À noter, que ces intelligences monétaires pourraient respecter la vie privée par l’utilisation des technologies ZKP (Zero Knowledge Proof) qui permettraient de créer de l’intelligence, sans avoir accès directement aux informations des individus. Dans un monde où selon certains initiés, 70% de l’argent mondial se trouve dans les paradis fiscaux, 20% dans les banques, et 10% dans l’économie, l’argent intelligent souverain et extraterritorial pour la fiscalité pourrait ouvrir des portes efficaces pour les équilibres de nos sociétés. Dans ce cadre, distinguer l’argent du particulier dit retail et celui du Business international dit Wholesale, pourrait ne pas être un sujet d’équité et une solution d’équilibre.

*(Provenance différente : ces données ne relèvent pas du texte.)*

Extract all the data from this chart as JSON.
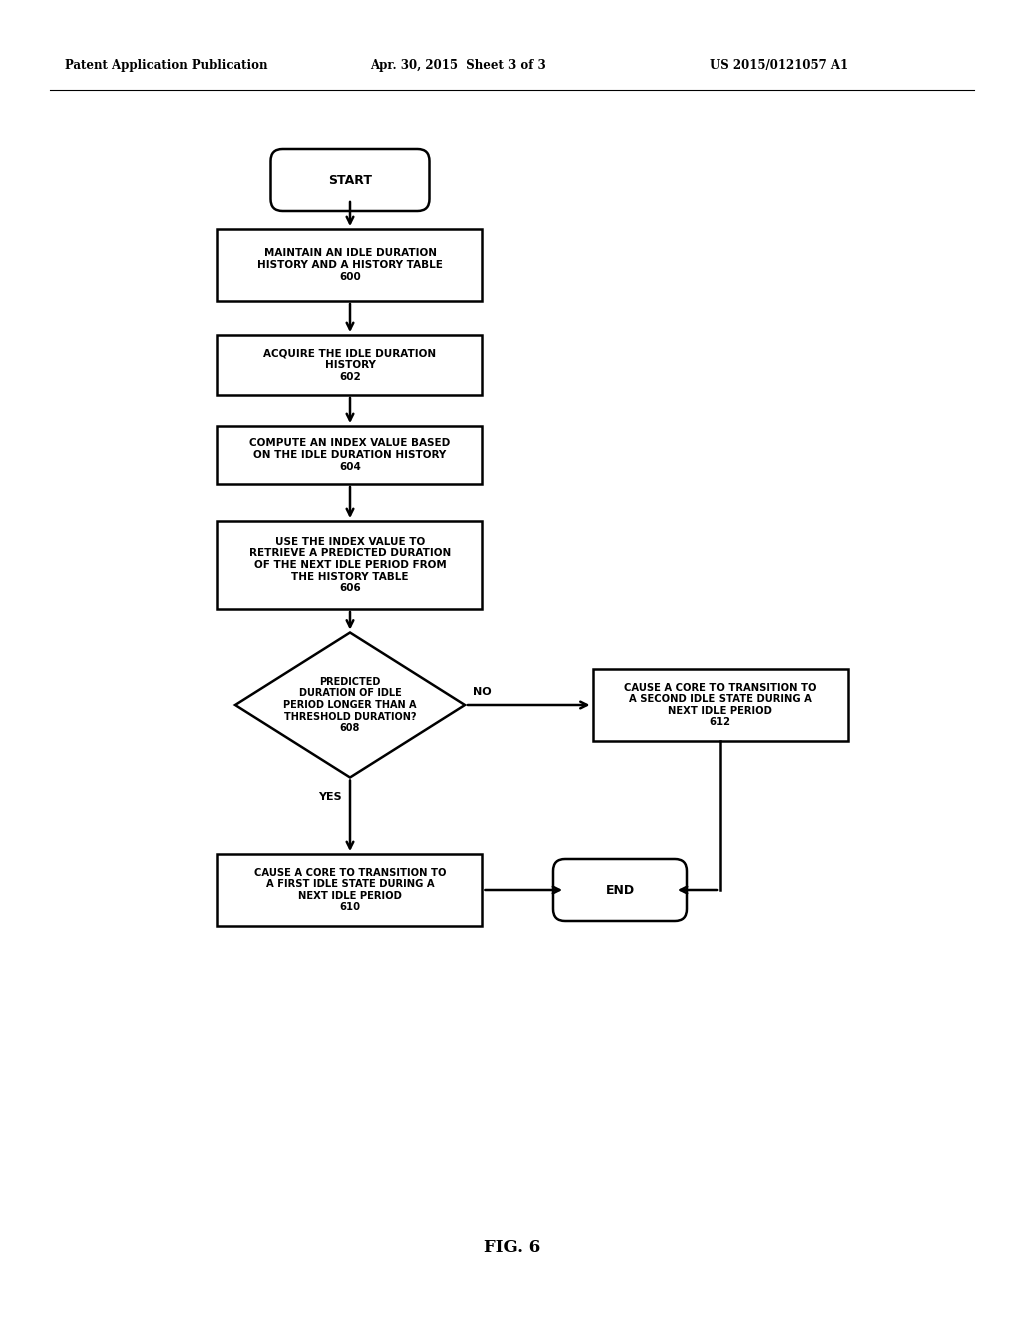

Il est possible de même au travers des monnaies dites intelligentes, d’envisager de créer un monde économique dont le but ne soit pas uniquement de créer du PIB commerciale et du profit, mais un monde où il serait peut-être possible de gagner de l’argent en créant du lien social, de la valeur humaine, du bonheur, de la valeur environnementale, voir même de la décroissance intelligente, et pourquoi pas de gagner de l’argent à en donner ou à en perdre. Avec le risque afférent qui peut apparaître de monétiser, commercialiser, ce qui reste encore protégé des logiques d’homo-economicus.
Lire aussi : Qui sont les utilisateurs de cryptomonnaies dans le monde ?

Au travers de ces notions de digitalisation de la monnaie, s’ouvre le spectre d’un monde économique, où liberté et équité, pourraient s’inscrire, comme le total opposé. Liberté de l’individu ou du Business international, discrétion pour l’individu ou le Business international, intelligence économique pour l’individu ou pour le Business international, et au bénéfice de l’individu, du bien commun, ou d’une minorité présument éclairée, et par qui ou quoi.
Derrière ces philosophies de « Great Reset » se cachent un défi individuel, collectif, démocratique extrêmement fort pour nos sociétés, avec au bout la possibilité de construire le meilleur comme le pire. À chacun de construire peut-être son monde idéal économique désormais, et de tenter de défendre ses visions, au risque que d’autres construisent le monde pour nous.